Klejąca folia bąbelkowa
W tym przypadku również konieczne są wcześniejsze przygotowania i zakupy. Należy zaopatrzyć się w folię bąbelkową, której ilość będzie odpowiadała metrażowi domu oraz mocny klej. Folię trzeba rozłożyć na podłodze, a następnie wylać na nią klej. Dzięki takiemu rozwiązaniu włamywacz nie tylko ujawni swoją obecność, ale także zostanie przyklejony i uwięziony, do przyjazdu policji.

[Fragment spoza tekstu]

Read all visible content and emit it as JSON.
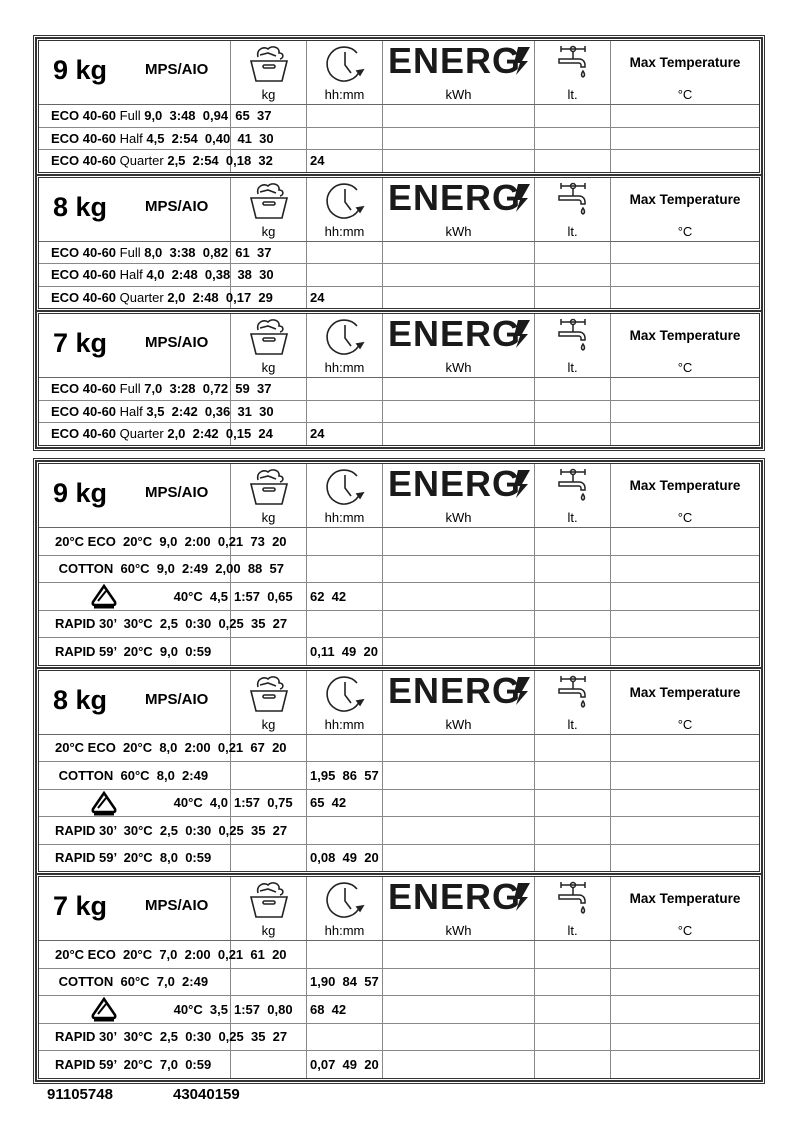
{
  "header": {
    "model": "MPS/AIO",
    "units": [
      "kg",
      "hh:mm",
      "kWh",
      "lt."
    ],
    "energy_logo": "ENERG",
    "max_temp_label": "Max Temperature",
    "max_temp_unit": "°C",
    "icons": [
      "laundry-basket-icon",
      "clock-icon",
      "energy-logo",
      "water-tap-icon"
    ]
  },
  "groups": [
    {
      "blocks": [
        {
          "capacity": "9 kg",
          "rows": [
            {
              "c0": [
                {
                  "t": "ECO 40-60 ",
                  "b": true
                },
                {
                  "t": "Full ",
                  "b": false
                },
                {
                  "t": "9,0  3:48  0,94  65  37",
                  "b": true
                }
              ]
            },
            {
              "c0": [
                {
                  "t": "ECO 40-60 ",
                  "b": true
                },
                {
                  "t": "Half ",
                  "b": false
                },
                {
                  "t": "4,5  2:54  0,40  41  30",
                  "b": true
                }
              ]
            },
            {
              "c0": [
                {
                  "t": "ECO 40-60 ",
                  "b": true
                },
                {
                  "t": "Quarter ",
                  "b": false
                },
                {
                  "t": "2,5  2:54  0,18  32",
                  "b": true
                }
              ],
              "c2": "24"
            }
          ]
        },
        {
          "capacity": "8 kg",
          "rows": [
            {
              "c0": [
                {
                  "t": "ECO 40-60 ",
                  "b": true
                },
                {
                  "t": "Full ",
                  "b": false
                },
                {
                  "t": "8,0  3:38  0,82  61  37",
                  "b": true
                }
              ]
            },
            {
              "c0": [
                {
                  "t": "ECO 40-60 ",
                  "b": true
                },
                {
                  "t": "Half ",
                  "b": false
                },
                {
                  "t": "4,0  2:48  0,38  38  30",
                  "b": true
                }
              ]
            },
            {
              "c0": [
                {
                  "t": "ECO 40-60 ",
                  "b": true
                },
                {
                  "t": "Quarter ",
                  "b": false
                },
                {
                  "t": "2,0  2:48  0,17  29",
                  "b": true
                }
              ],
              "c2": "24"
            }
          ]
        },
        {
          "capacity": "7 kg",
          "rows": [
            {
              "c0": [
                {
                  "t": "ECO 40-60 ",
                  "b": true
                },
                {
                  "t": "Full ",
                  "b": false
                },
                {
                  "t": "7,0  3:28  0,72  59  37",
                  "b": true
                }
              ]
            },
            {
              "c0": [
                {
                  "t": "ECO 40-60 ",
                  "b": true
                },
                {
                  "t": "Half ",
                  "b": false
                },
                {
                  "t": "3,5  2:42  0,36  31  30",
                  "b": true
                }
              ]
            },
            {
              "c0": [
                {
                  "t": "ECO 40-60 ",
                  "b": true
                },
                {
                  "t": "Quarter ",
                  "b": false
                },
                {
                  "t": "2,0  2:42  0,15  24",
                  "b": true
                }
              ],
              "c2": "24"
            }
          ]
        }
      ]
    },
    {
      "blocks": [
        {
          "capacity": "9 kg",
          "rows": [
            {
              "c0": [
                {
                  "t": "20°C ECO  20°C  9,0  2:00  0,21  73  20",
                  "b": true
                }
              ]
            },
            {
              "c0": [
                {
                  "t": " COTTON  60°C  9,0  2:49  2,00  88  57",
                  "b": true
                }
              ]
            },
            {
              "icon": "triangle-icon",
              "c0": [
                {
                  "t": "40°C  4,5",
                  "b": true
                }
              ],
              "c1": "1:57  0,65",
              "c2": "62  42"
            },
            {
              "c0": [
                {
                  "t": "RAPID 30’  30°C  2,5  0:30  0,25  35  27",
                  "b": true
                }
              ]
            },
            {
              "c0": [
                {
                  "t": "RAPID 59’  20°C  9,0  0:59",
                  "b": true
                }
              ],
              "c2": "0,11  49  20"
            }
          ]
        },
        {
          "capacity": "8 kg",
          "rows": [
            {
              "c0": [
                {
                  "t": "20°C ECO  20°C  8,0  2:00  0,21  67  20",
                  "b": true
                }
              ]
            },
            {
              "c0": [
                {
                  "t": " COTTON  60°C  8,0  2:49",
                  "b": true
                }
              ],
              "c2": "1,95  86  57"
            },
            {
              "icon": "triangle-icon",
              "c0": [
                {
                  "t": "40°C  4,0",
                  "b": true
                }
              ],
              "c1": "1:57  0,75",
              "c2": "65  42"
            },
            {
              "c0": [
                {
                  "t": "RAPID 30’  30°C  2,5  0:30  0,25  35  27",
                  "b": true
                }
              ]
            },
            {
              "c0": [
                {
                  "t": "RAPID 59’  20°C  8,0  0:59",
                  "b": true
                }
              ],
              "c2": "0,08  49  20"
            }
          ]
        },
        {
          "capacity": "7 kg",
          "rows": [
            {
              "c0": [
                {
                  "t": "20°C ECO  20°C  7,0  2:00  0,21  61  20",
                  "b": true
                }
              ]
            },
            {
              "c0": [
                {
                  "t": " COTTON  60°C  7,0  2:49",
                  "b": true
                }
              ],
              "c2": "1,90  84  57"
            },
            {
              "icon": "triangle-icon",
              "c0": [
                {
                  "t": "40°C  3,5",
                  "b": true
                }
              ],
              "c1": "1:57  0,80",
              "c2": "68  42"
            },
            {
              "c0": [
                {
                  "t": "RAPID 30’  30°C  2,5  0:30  0,25  35  27",
                  "b": true
                }
              ]
            },
            {
              "c0": [
                {
                  "t": "RAPID 59’  20°C  7,0  0:59",
                  "b": true
                }
              ],
              "c2": "0,07  49  20"
            }
          ]
        }
      ]
    }
  ],
  "footer": {
    "code1": "91105748",
    "code2": "43040159"
  }
}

Istnieje jednak także rozwiązanie dla tych, którzy nie chcą bawić się w specjalistę do spraw zabezpieczeń. Po raz kolejny jest to ukłon w stronę technologii, a ściślej smart home’owych urządzeń monitorujących. Nie należy ich mylić, ze zwykłymi kamerami rejestrującymi obraz. Obecnie są to zaawansowane urządzenia wielofunkcyjne, zintegrowane z aplikacją na smartfonie. Należy do nich np. model LC1 marki EZVIZ. Jest to inteligentna kamera, która oprócz przekazu wideo, wyposażona jest także w czujnik PIR (kąt rejestrowania ruchu to 270⁰), dwie lampy LED o natężeniu aż 2500lm oraz syrenę o mocy 100 dB. Kamera to swego rodzaju elektroniczny stróż i odstraszacz. Po wykryciu podejrzanego ruchu nie tylko włącza sygnał dźwiękowy i lampy, ale także wysyła powiadomienie na telefon właściciela. Jednocześnie może pełnić ona rolę lampy, której poziom jasności regulowany jest za pomocą aplikacji.
Pomysły na pułapki DIY to genialny sposób na zrealizowanie kreatywnych pokładów wyobraźni, jednak ich działanie może być już nieco wątpliwe. Znaczną część z nich powinno traktować się z dystansem, gdyż to tylko zabawne pomysły, rodem z filmu. Ochronę lepiej pozostawić urządzeniom do tego przeznaczonym, które nie zawiodą, a już z pewnością nie będą zagrożeniem dla samych domowników. Wiele z nich zwyczajnie nie sprawdzi się także w codziennym życiu — prawdopodobnie nikt nie będzie codziennie prowadził przez dom kilkunastu metrów liny. Z całą pewnością jest to ciekawa forma zabawy we wcześniej wspomnianego Kevina. Należy jednak pamiętać, że jego sposoby były nieco radykalne (np. spadające cegły czy podpalanie włamywaczy) i lepiej nie powtarzać ich w prawdziwym życiu. Znacznie lepiej sprawdzi się tutaj urządzenie, które skutecznie odstraszy złodzieja i zarejestruje jego tożsamość.